Velid'in rivayetinde bu
hadisenin şöyle bir mabadi de bildirilmiştir: Bunun üzerine Ebû Hüreyre İbn
Ömer'e şöyle demiştir:
Beni, Rasûlüllah'tan ne
badiyyede ağaçgarsı, ne de çarşıda alış veriş meşgul etmemiştir. Benim bütün
işim gücüm Rasûlüllah'in verdiği bir lokmayı yemek, ne bildirirse onu bellemek
idi. İbn Ömer de:
Biz de Rasûlüllah
(s.a.v.)'in huzurunu ihtiyar ettik. Bize de Rasûlüllah, hadisi şerifelerini
bildirdi, diye mukabele etmiştir.
İbn Ömer (r.a) ashab-i kiramın
en mümtaz ilmi simalarından birisi idi. Makasıdı şer'i ile nassları ve Nebiyyi
Zişanın, edebî üslubunu tamamiyle kavramış bir vaziyette bulunuyordu.

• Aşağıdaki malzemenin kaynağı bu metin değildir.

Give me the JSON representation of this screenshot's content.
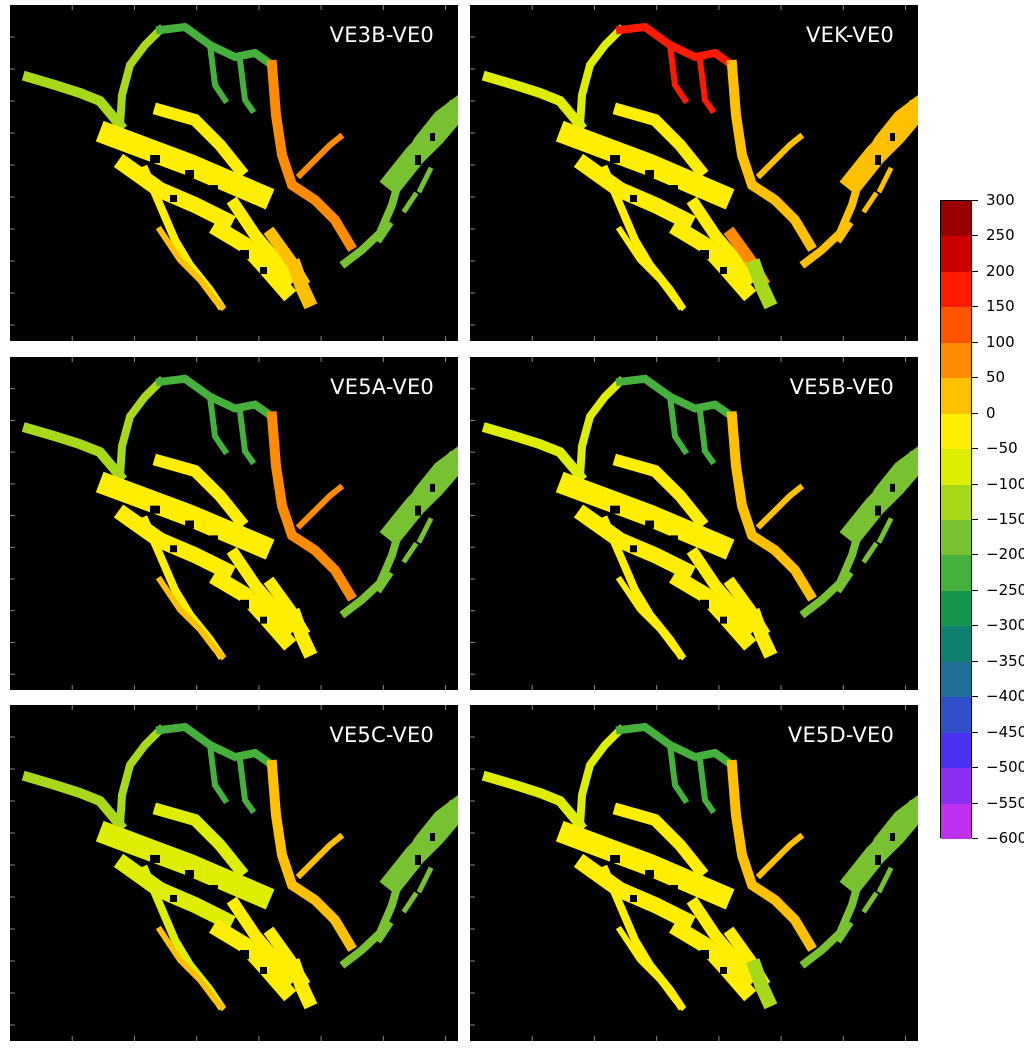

Fıkha
intisabı olmayan her sahabenin rivayetleri gibi Ebû Hüreyre'nin rivayetlerini
de pederi Hz. Ömer gibi tahkik ve muhakeme etmek mevkiinde idi. Ahkâmı
diniyyenin zabtu nakli hususunun küçük, büyük her türlü şüphelerden beraet ve
masuniyyeti kendisi için dini bir vazife idi. Tekrar ediyoruz, İbn Ömer'in bu
hareketi Ebû Hüreyre hakkında bir şüpheye mebni değil idi. Ashab-ı Kiramın
hepsi ehl-i sıdk ve adildi. İbn Ömer'in en sonra yüksek bir edebi zarafetle:
Öyle ise biz, bir çok kıratları zayi ettik, demesi de son derece insaflı
olduğunu gösterir. Bu telmihe nazaran îbn Ömer hazretlerini Ebû Hüreyre hadisi
hakkında da tahkika sevkeden belki de bu kırat kelimesidir.[Kâmil Miras,
Tecridi Sarih, IV, 588, 589, 590. Birinci baskı.]